C'era un podio da onorare e lì ho avuto l'amara sorpresa di non vedere Ciro, quell'uomo tutto energia che per poco non era riuscito a salire su quei gradini. Aveva conquistato il quarto posto. La grandezza degli uomini non si misura con i numeri, gli dissi, ma capisco che arrivare nelle prime postazioni in classifica e non salire su uno di quei tre gradini, lascia veramente l'amaro in bocca.

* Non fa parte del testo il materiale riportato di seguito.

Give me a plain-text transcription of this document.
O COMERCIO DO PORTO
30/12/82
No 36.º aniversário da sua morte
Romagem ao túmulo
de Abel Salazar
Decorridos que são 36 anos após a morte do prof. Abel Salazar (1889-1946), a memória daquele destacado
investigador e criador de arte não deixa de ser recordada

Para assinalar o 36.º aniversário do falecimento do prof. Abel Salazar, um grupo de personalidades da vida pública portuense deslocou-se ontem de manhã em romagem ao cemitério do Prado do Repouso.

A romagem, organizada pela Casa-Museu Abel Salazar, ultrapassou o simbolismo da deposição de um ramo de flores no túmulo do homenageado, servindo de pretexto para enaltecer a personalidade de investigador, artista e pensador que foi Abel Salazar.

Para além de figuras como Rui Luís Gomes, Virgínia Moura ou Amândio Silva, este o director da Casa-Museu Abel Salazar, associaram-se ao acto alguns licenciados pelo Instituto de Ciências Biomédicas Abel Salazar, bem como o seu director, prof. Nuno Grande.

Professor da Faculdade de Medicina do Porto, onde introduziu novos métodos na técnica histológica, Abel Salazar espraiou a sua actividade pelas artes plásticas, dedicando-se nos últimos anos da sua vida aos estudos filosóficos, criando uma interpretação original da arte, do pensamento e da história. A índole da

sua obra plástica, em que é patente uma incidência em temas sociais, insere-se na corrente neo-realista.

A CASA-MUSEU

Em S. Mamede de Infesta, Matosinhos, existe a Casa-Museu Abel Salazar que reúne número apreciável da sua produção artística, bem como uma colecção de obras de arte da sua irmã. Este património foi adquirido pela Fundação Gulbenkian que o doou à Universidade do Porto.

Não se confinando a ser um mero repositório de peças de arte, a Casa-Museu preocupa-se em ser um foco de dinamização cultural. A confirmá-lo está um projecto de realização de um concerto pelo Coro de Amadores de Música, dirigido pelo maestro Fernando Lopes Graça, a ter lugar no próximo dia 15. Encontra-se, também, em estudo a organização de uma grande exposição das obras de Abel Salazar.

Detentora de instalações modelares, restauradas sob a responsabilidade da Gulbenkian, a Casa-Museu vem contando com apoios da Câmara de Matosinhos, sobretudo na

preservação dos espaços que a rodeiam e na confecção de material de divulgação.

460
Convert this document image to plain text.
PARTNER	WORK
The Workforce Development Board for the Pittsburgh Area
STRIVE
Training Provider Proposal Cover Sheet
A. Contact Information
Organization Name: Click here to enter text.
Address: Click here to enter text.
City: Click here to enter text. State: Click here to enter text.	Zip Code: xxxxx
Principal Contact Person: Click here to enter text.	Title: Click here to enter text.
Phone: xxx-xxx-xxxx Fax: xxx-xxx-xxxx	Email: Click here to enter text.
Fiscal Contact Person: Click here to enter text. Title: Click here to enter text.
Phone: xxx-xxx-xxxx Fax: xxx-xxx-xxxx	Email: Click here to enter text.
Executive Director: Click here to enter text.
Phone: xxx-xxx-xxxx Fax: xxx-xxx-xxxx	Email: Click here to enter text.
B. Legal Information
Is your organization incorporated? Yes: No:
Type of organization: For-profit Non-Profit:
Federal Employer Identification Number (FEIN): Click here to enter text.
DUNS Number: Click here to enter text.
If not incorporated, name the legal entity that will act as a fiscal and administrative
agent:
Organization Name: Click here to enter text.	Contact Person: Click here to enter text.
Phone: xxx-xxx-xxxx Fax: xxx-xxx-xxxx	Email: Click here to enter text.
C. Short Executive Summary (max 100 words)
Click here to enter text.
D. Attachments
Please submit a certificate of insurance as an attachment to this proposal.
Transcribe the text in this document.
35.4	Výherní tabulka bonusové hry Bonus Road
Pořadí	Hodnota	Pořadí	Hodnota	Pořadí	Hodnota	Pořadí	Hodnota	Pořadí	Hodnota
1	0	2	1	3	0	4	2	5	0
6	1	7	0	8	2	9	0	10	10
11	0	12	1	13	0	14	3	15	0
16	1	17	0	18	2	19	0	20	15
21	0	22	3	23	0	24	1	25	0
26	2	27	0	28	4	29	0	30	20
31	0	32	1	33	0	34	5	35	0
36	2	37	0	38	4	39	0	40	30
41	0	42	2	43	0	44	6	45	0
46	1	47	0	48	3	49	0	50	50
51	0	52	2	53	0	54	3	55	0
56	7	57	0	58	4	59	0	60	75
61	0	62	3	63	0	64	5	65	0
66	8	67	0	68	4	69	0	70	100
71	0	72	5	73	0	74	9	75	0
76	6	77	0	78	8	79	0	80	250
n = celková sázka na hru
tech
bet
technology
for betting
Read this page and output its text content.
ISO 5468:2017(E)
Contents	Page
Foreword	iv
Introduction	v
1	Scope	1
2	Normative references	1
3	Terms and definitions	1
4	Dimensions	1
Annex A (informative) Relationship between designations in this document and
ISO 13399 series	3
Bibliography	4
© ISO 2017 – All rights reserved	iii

Altri traguardi aspettano di essere raggiunti, ma oggi, per quello che ho visto, per me virtualmente stanno tutti sul podio con un unico gradino, il numero uno.

Si ritorna a casa, con la stanchezza nelle gambe, la gioia nel cuore e due pagine bianche da riempire: una con i volti di sconosciuti che Paolo ha sentito vicino, e nell'altra i nomi di nuovi e vecchi amici che hanno condiviso questa fantastica e dura esperienza. Grazie quindi a Tiziana Bonetto, Oscar, Antonio, Francesco, Michele, Ciro, Leonardo, Guido, e poi a Santo Borella, Antonio Tallarita, Sara Valdo, Antonio Mazzeo e Gregorio Zucchinali.